La Suprema corte, ponendo l’attenzione esclusivamente sulle modalità di svolgimento dell’attività, dà torto al contribuente in quanto rivela che i seguenti elementi:

  • preventivi con indicazione degli elementi da utilizzare
  • disegni in scala dei mobili da realizzare
  • costi dei trasporti e della mano d’opera da utilizzare

evidenziano una certa professionalità nella conduzione degli affari con argomentazioni riconducibili a quelle riportate nella già citata circolare del 1977, che rappresenta al momento l’unico indirizzo di prassi per gli operatori del diritto tributario. Dalla sentenza è anche possibile dedurre che una determinata fattispecie reddituale non può assumere una certa natura anziché quella propria in ragione dell’esiguità del reddito: in altri termini un certo reddito non è di natura residuale solo perché ammonta a poco più di 3.000 euro; contano invece esclusivamente le modalità operative, dato che una certa attività può essere organizzata in forma di impresa o lavoro autonomo e risultare in perdita.
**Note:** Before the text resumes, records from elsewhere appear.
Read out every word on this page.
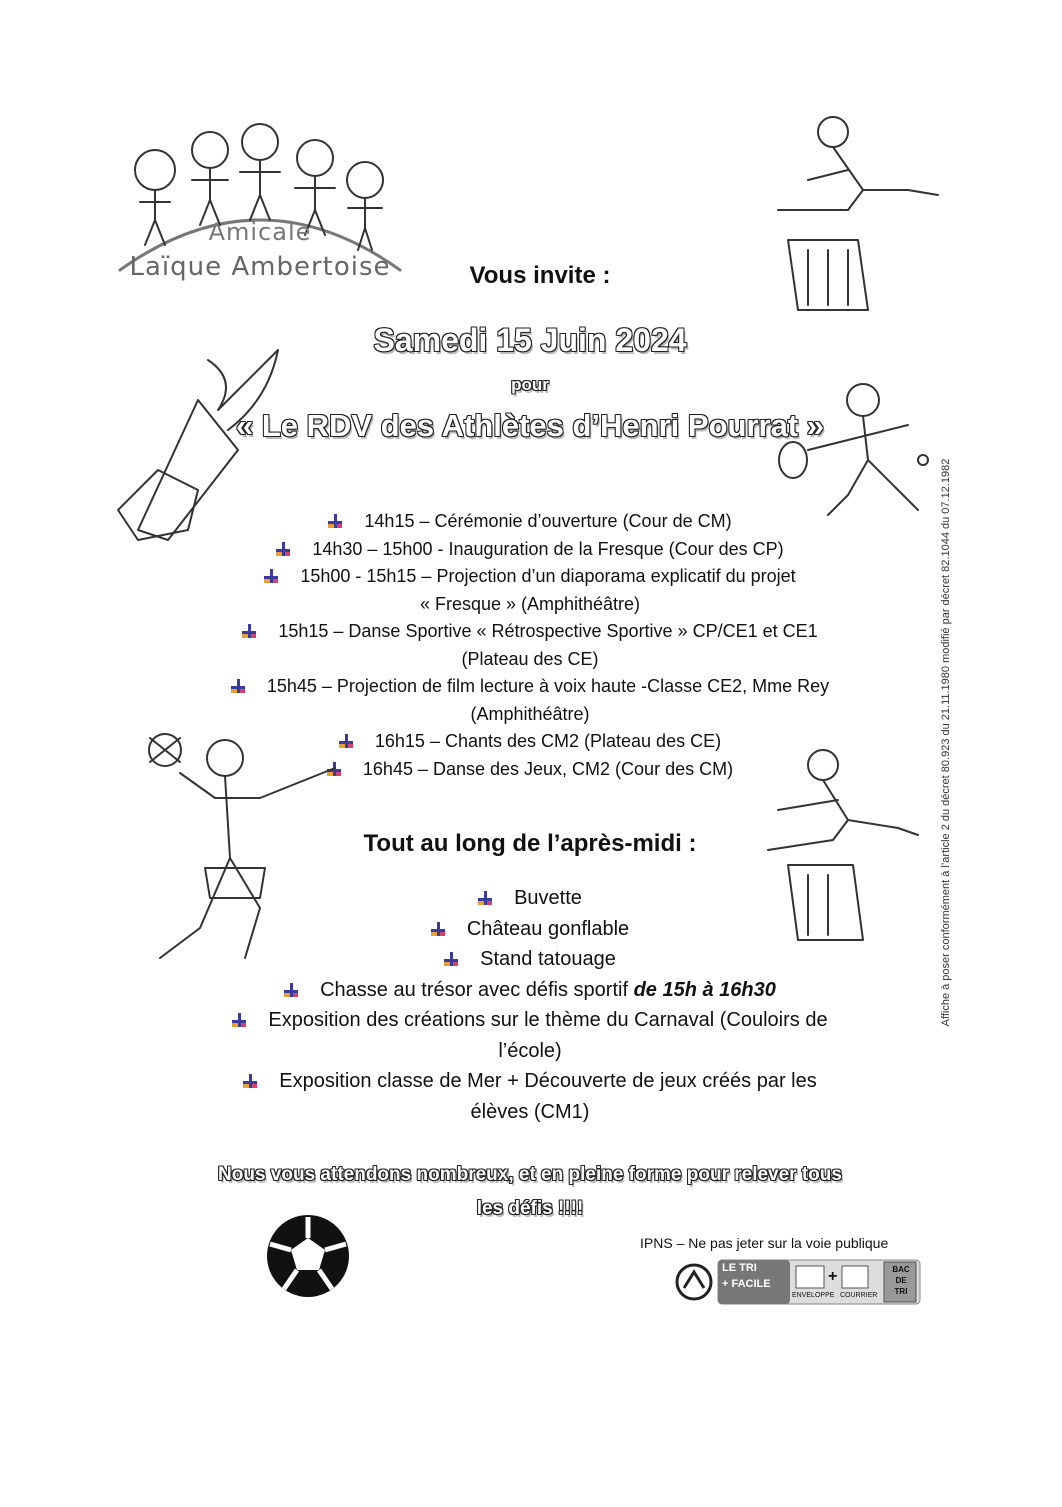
Amicale
Laïque Ambertoise	Vous invite :
Samedi 15 Juin 2024
pour
« Le RDV des Athlètes d’Henri Pourrat »
14h15 – Cérémonie d’ouverture (Cour de CM)
14h30 – 15h00 - Inauguration de la Fresque (Cour des CP)
15h00 - 15h15 – Projection d’un diaporama explicatif du projet
« Fresque » (Amphithéâtre)
15h15 – Danse Sportive « Rétrospective Sportive » CP/CE1 et CE1
(Plateau des CE)
15h45 – Projection de film lecture à voix haute -Classe CE2, Mme Rey
(Amphithéâtre)
16h15 – Chants des CM2 (Plateau des CE)
16h45 – Danse des Jeux, CM2 (Cour des CM)
Tout au long de l’après-midi :
Buvette
Château gonflable
Stand tatouage
Chasse au trésor avec défis sportif de 15h à 16h30
Exposition des créations sur le thème du Carnaval (Couloirs de
l’école)
Exposition classe de Mer + Découverte de jeux créés par les
élèves (CM1)
Nous vous attendons nombreux, et en pleine forme pour relever tous
les défis !!!!
IPNS – Ne pas jeter sur la voie publique
LE TRI
+ FACILE
ENVELOPPE
+
COURRIER
BAC
DE
TRI
Affiche à poser conformément à l’article 2 du décret 80.923 du 21.11.1980 modifié par décret 82.1044 du 07.12.1982
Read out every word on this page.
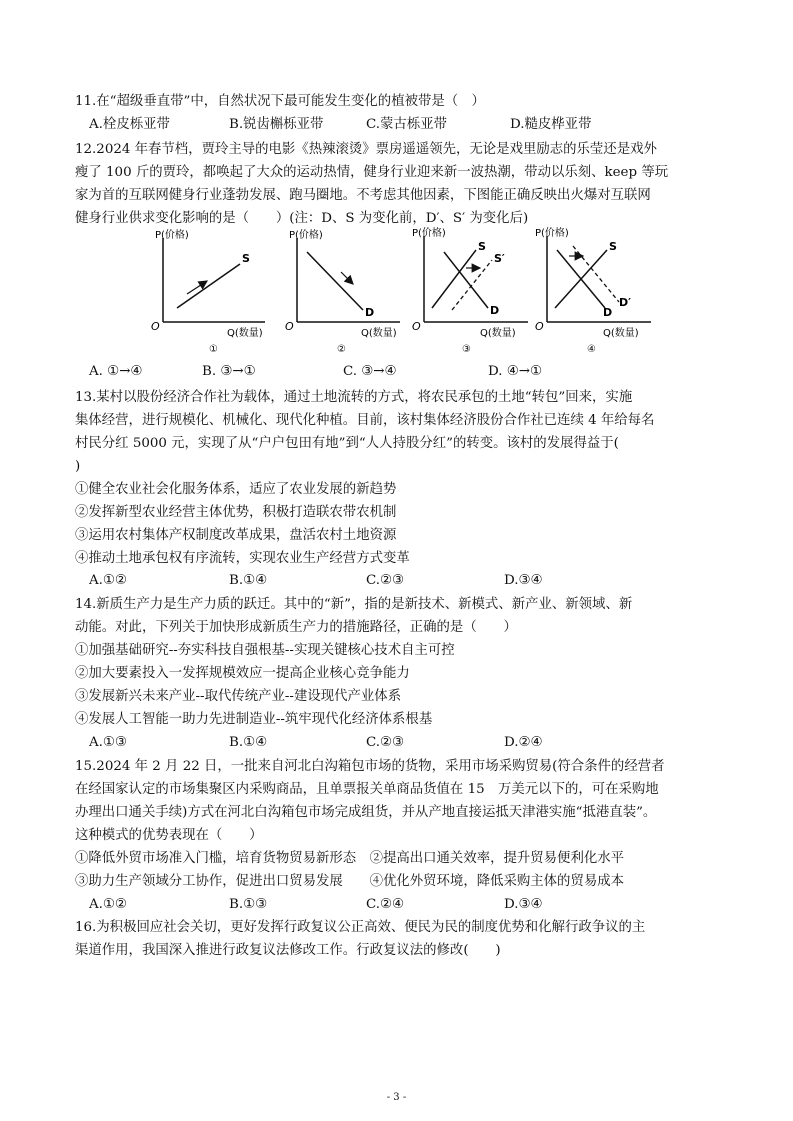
11.在“超级垂直带”中，自然状况下最可能发生变化的植被带是（　）
A.栓皮栎亚带	B.锐齿槲栎亚带	C.蒙古栎亚带	D.糙皮桦亚带
12.2024 年春节档，贾玲主导的电影《热辣滚烫》票房遥遥领先，无论是戏里励志的乐莹还是戏外
瘦了 100 斤的贾玲，都唤起了大众的运动热情，健身行业迎来新一波热潮，带动以乐刻、keep 等玩
家为首的互联网健身行业蓬勃发展、跑马圈地。不考虑其他因素，下图能正确反映出火爆对互联网
健身行业供求变化影响的是（　　）(注：D、S 为变化前，D′、S′ 为变化后)
P(价格)
Q(数量)
O
S
①
P(价格)
Q(数量)
O
D
②
P(价格)
Q(数量)
O
S
S′
D
③
P(价格)
Q(数量)
O
S
D
D′
④
A. ①→④	B. ③→①	C. ③→④	D. ④→①
13.某村以股份经济合作社为载体，通过土地流转的方式，将农民承包的土地“转包”回来，实施
集体经营，进行规模化、机械化、现代化种植。目前，该村集体经济股份合作社已连续 4 年给每名
村民分红 5000 元，实现了从“户户包田有地”到“人人持股分红”的转变。该村的发展得益于(
)
①健全农业社会化服务体系，适应了农业发展的新趋势
②发挥新型农业经营主体优势，积极打造联农带农机制
③运用农村集体产权制度改革成果，盘活农村土地资源
④推动土地承包权有序流转，实现农业生产经营方式变革
A.①②	B.①④	C.②③	D.③④
14.新质生产力是生产力质的跃迁。其中的“新”，指的是新技术、新模式、新产业、新领域、新
动能。对此，下列关于加快形成新质生产力的措施路径，正确的是（　　）
①加强基础研究--夯实科技自强根基--实现关键核心技术自主可控
②加大要素投入一发挥规模效应一提高企业核心竞争能力
③发展新兴未来产业--取代传统产业--建设现代产业体系
④发展人工智能一助力先进制造业--筑牢现代化经济体系根基
A.①③	B.①④	C.②③	D.②④
15.2024 年 2 月 22 日，一批来自河北白沟箱包市场的货物，采用市场采购贸易(符合条件的经营者
在经国家认定的市场集聚区内采购商品，且单票报关单商品货值在 15　万美元以下的，可在采购地
办理出口通关手续)方式在河北白沟箱包市场完成组货，并从产地直接运抵天津港实施“抵港直装”。
这种模式的优势表现在（　　）
①降低外贸市场准入门槛，培育货物贸易新形态　②提高出口通关效率，提升贸易便利化水平
③助力生产领域分工协作，促进出口贸易发展　　④优化外贸环境，降低采购主体的贸易成本
A.①②	B.①③	C.②④	D.③④
16.为积极回应社会关切，更好发挥行政复议公正高效、便民为民的制度优势和化解行政争议的主
渠道作用，我国深入推进行政复议法修改工作。行政复议法的修改(　　)
- 3 -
Un aspetto da considerare, nel caso esaminato dalla Suprema Corte, è la circostanza che il contribuente non aveva provveduto a dichiarare alcun reddito, omettendo la presentazione della dichiarazione. Nel caso specifico, se il contribuente avesse presentato la dichiarazione dei redditi con l’indicazione di quel reddito anche tra quelli diversi, la questione sarebbe stata limitata alla natura del reddito e il compito dell’organo verificatore sarebbe stato sicuramente meno agevole, in quanto avrebbe dovuto dimostrare la sussistenza degli elementi afferenti la natura abituale dell’attività svolta.